Разговоры же о смерти считались вовсе непристойным занятием для литературного героя. Подводить итоги уходящей жизни, отдавать близким распоряжения на случай непредвиденных трагических обстоятельств - все это не вышло, разумеется, из обихода вовсе, но оставалось чертой сугубо частной жизни людей, уйдя за пределы сферы общественного внимания. В сознании большинства такого рода распорядительность могла трактоваться не иначе как смешной и подозрительный предрассудок, как пережиток навсегда ушедших времен и обычаев.
В тридцатые годы смерть нередко становится материалом для пародийного, сатирического обыгрывания. "Тут недавно померла одна старуха. Она придерживалась религии - говела и так далее. Родственники ее отличались тем же самым.

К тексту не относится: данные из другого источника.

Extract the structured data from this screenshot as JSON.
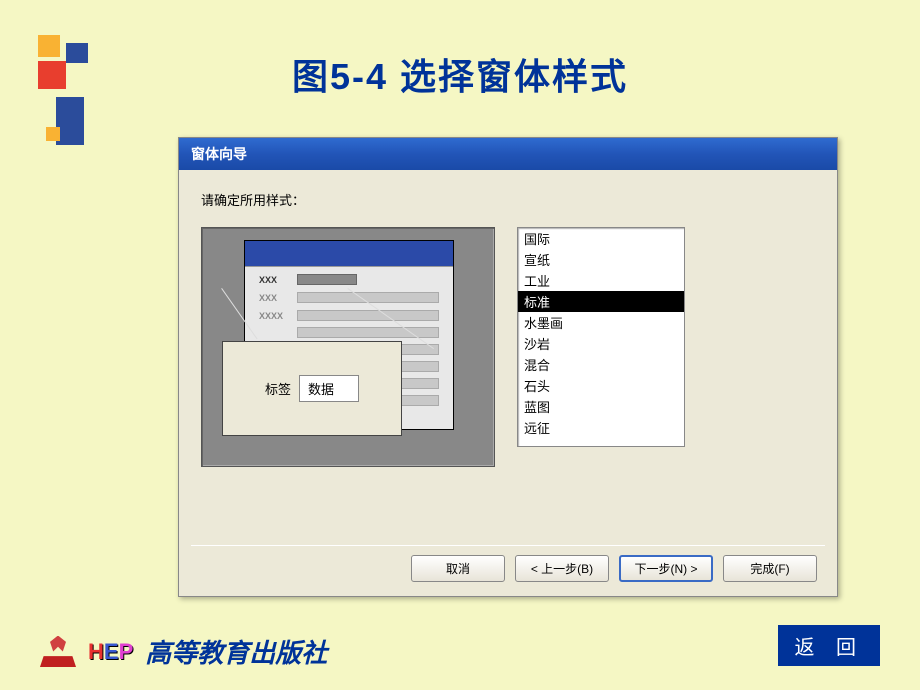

И по этой причине решено было устроить старухе соответствующее захоронение"; "На этот раз позвольте рассказать драматический эпизод из жизни умерших людей" - так начинались многие рассказы М. Зощенко тридцатых годов, точно фиксируя характер общественного отношения к предмету, к тому, в каком обличье пристало появляться этой "неуважаемой" теме перед глазами читателя газет и журналов.
Героями литературы тех лет были молодые люди, наслаждающиеся здоровьем, спортом, работой. Не только смерть, но и старость была отодвинута на периферию литературы; ее проблемы не интересовали ни писателей и публицистов, ни нового массового читателя.
Старое было приравнено к вымирающему, и процесс вымирания не должен был занимать ничьего внимания.
Старик мог появиться среди литературных персонажей тех лет разве что в гриме ("Тимур и его команда"
Гайдара, где в гриме репетирует роль старика молодой и вполне спортивный инженер Гараев) или в непрезентабельном виде безвредного чудака (если не вредного брюзги), оставшегося от старого режима и по ошибке задерживавшегося в не принадлежащем ему настоящем. "Вот кому я не завидую - это старухам, - не понижая из деликатности голоса, суверенностью во взаимопонимании читателей-современников возглашал обычный зощенковский герой и рассказчик, полноправный выразитель обыденного сознания. - Вот старухам я, действительно верно, почему-то не завидую. Мне им, как бы сказать, нечего завидовать".